Suppose you choose to launch a
program called Analyze. You work a little with Analyze and then decide
you’re finished. You press the Back button. The Analyze program is
terminated and you’re back at the Start screen. That’s the simple
scenario.
Later you decide you need to
run Analyze again. While you’re using Analyze, you need to check
something on the Web. You press the Start button to get to the Start
screen and select Internet Explorer. While you’re browsing, you remember
you haven’t played any games recently. You press the Start button,
select Backgammon and play a little of that. While playing Backgammon,
you wonder about the odds of a particular move, so you press the Start
button again and run Calc. Then you feel guilty about not doing any
work, so you press the Start button again and run Draft.
Draft is a Silverlight
program with multiple pages. From the main page, you navigate to several
other pages.
Now start pressing the Back
button. You go backwards through all the pages in the page stack of the Draft,
then Draft is terminated as you go back to Calc. Calc still displays the
remnants of your work, and Calc is terminated as you go back to
Backgammon, which shows a game in progress, and Backgammon is terminated
as you go back to Internet Explorer, and again you go backwards through
any Web pages you may have navigated through, and IE is terminated as
you go back to Analyze, and Analyze is terminated as you go back to the
Start screen. The stack is now empty.
This type of navigation
is a good compromise for small devices, and it’s consistent with users’

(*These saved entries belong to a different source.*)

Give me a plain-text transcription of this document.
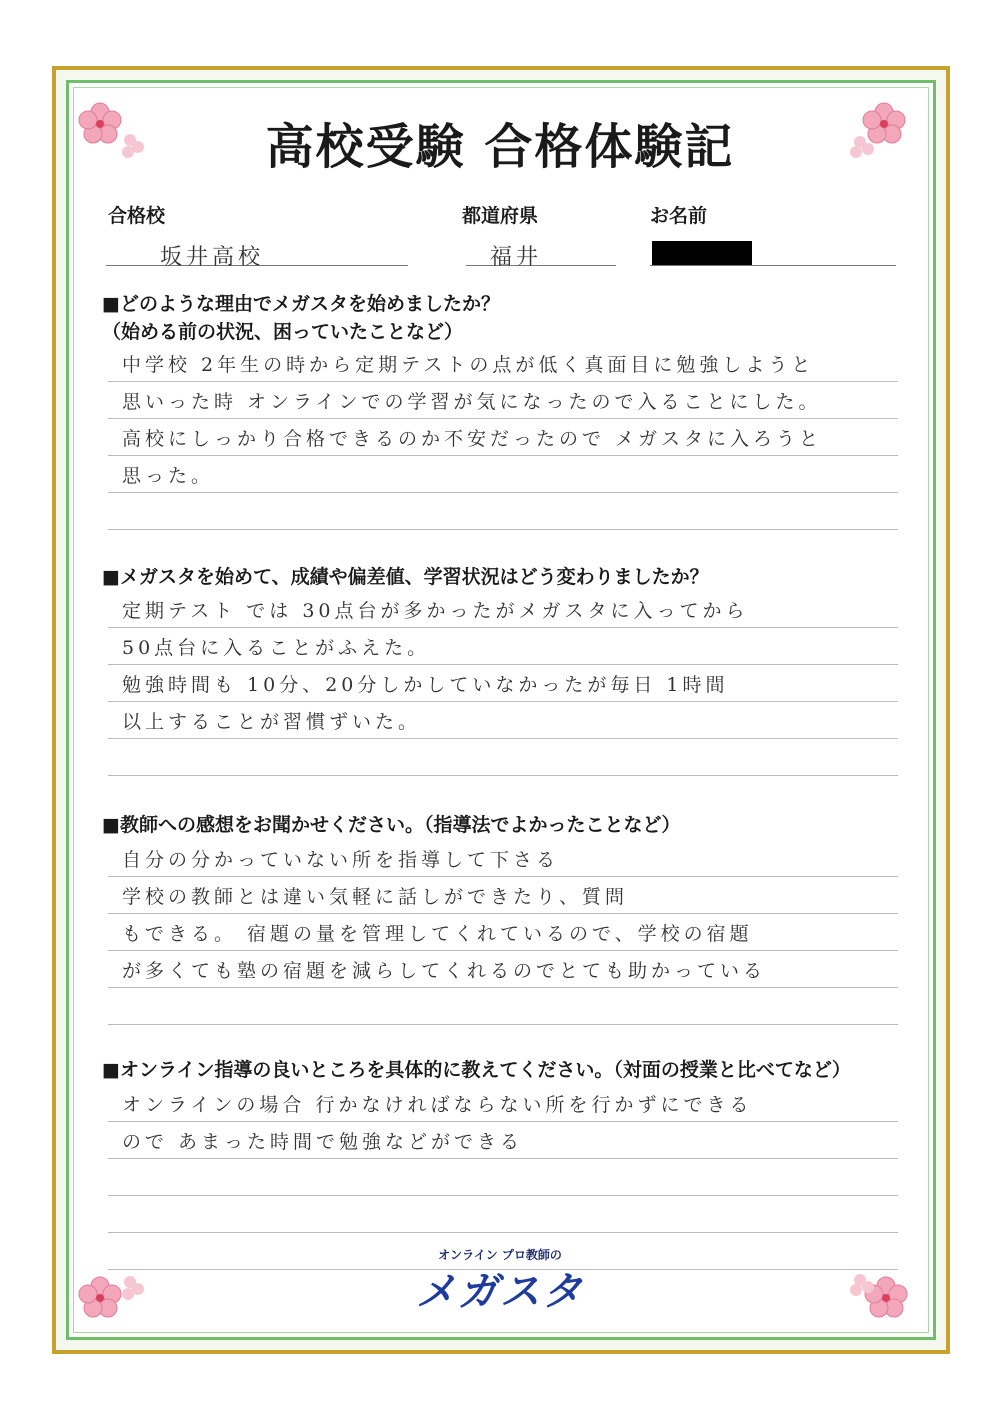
高校受験 合格体験記
合格校	都道府県	お名前
坂井高校	福井
■どのような理由でメガスタを始めましたか？
（始める前の状況、困っていたことなど）
中学校 2年生の時から定期テストの点が低く真面目に勉強しようと
思いった時 オンラインでの学習が気になったので入ることにした。
高校にしっかり合格できるのか不安だったので メガスタに入ろうと
思った。
■メガスタを始めて、成績や偏差値、学習状況はどう変わりましたか？
定期テスト では 30点台が多かったがメガスタに入ってから
50点台に入ることがふえた。
勉強時間も 10分、20分しかしていなかったが毎日 1時間
以上することが習慣ずいた。
■教師への感想をお聞かせください。（指導法でよかったことなど）
自分の分かっていない所を指導して下さる
学校の教師とは違い気軽に話しができたり、質問
もできる。 宿題の量を管理してくれているので、学校の宿題
が多くても塾の宿題を減らしてくれるのでとても助かっている
■オンライン指導の良いところを具体的に教えてください。（対面の授業と比べてなど）
オンラインの場合 行かなければならない所を行かずにできる
ので あまった時間で勉強などができる
オンライン プロ教師の
メガスタ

experiences in web browsing. The stack is conceptually very simple: The
Start button pushes the current application on the stack so a new
application can be run; the Back button terminates the current
application and pops one off the top of the stack.
However, the limited resources
of the phone convinced the Windows Phone 7 developers that applications
on the stack should have as minimum a footprint as possible. For this
reason, an application put on the stack does not continue plugging away
at work. It’s not even put into a suspended state of some sort.
Something more severe than that happens. The process is actually
terminated. When this terminated program comes off the stack, it is then
re-executed from scratch.
This is tombstoning. The application is killed but then allowed to come
back to life.
You’ve probably seen enough
movies to know that re-animating a corpse can be a very scary
proposition. Almost always the hideous thing that arises out of the
filthy grave is not the clean and manicured loved one who went in.
The trick here is to
persuade the disinterred program to look and feel much the same as when
it was last alive and the user interacted with it. This process is a
collaboration between you and Windows Phone 7. The phone gives you the
tools (events and a place to put some data); your job is to use the
tools to restore your program to a presentable state. Ideally the user
should have no idea that it’s a completely new process.
For some applications,
resurrection doesn’t have to be 100% successful. We all have experience
with navigating
among Web pages to know what’s acceptable and what’s not.
For example, suppose you visit a
long Web page, and
you scroll down a ways, then you navigate to another page. When you go
back to the original page, it’s not too upsetting if it’s lost your
place and you’re back at the top of the page.
On the other hand, if
you’ve just spent 10 minutes filling out a large form, you definitely do
not want to see
all your work gone after another page tells you that you’ve made one
tiny error.
Let’s nail down some
terminology that’s consistent with some events I’ll discuss later:
When an application is
run from the Start screen, it is said to be launched.
When an application is
terminated as a result of the Back button, it is closed.
When
the program is
running and the user presses the Start button, the program is said to be
deactivated,
even though it really is quite dead. This is the tombstoned state.
When a program comes out of tombstoning as the user navigates back to it, it is
said to be activated, even though it’s really starting up from scratch.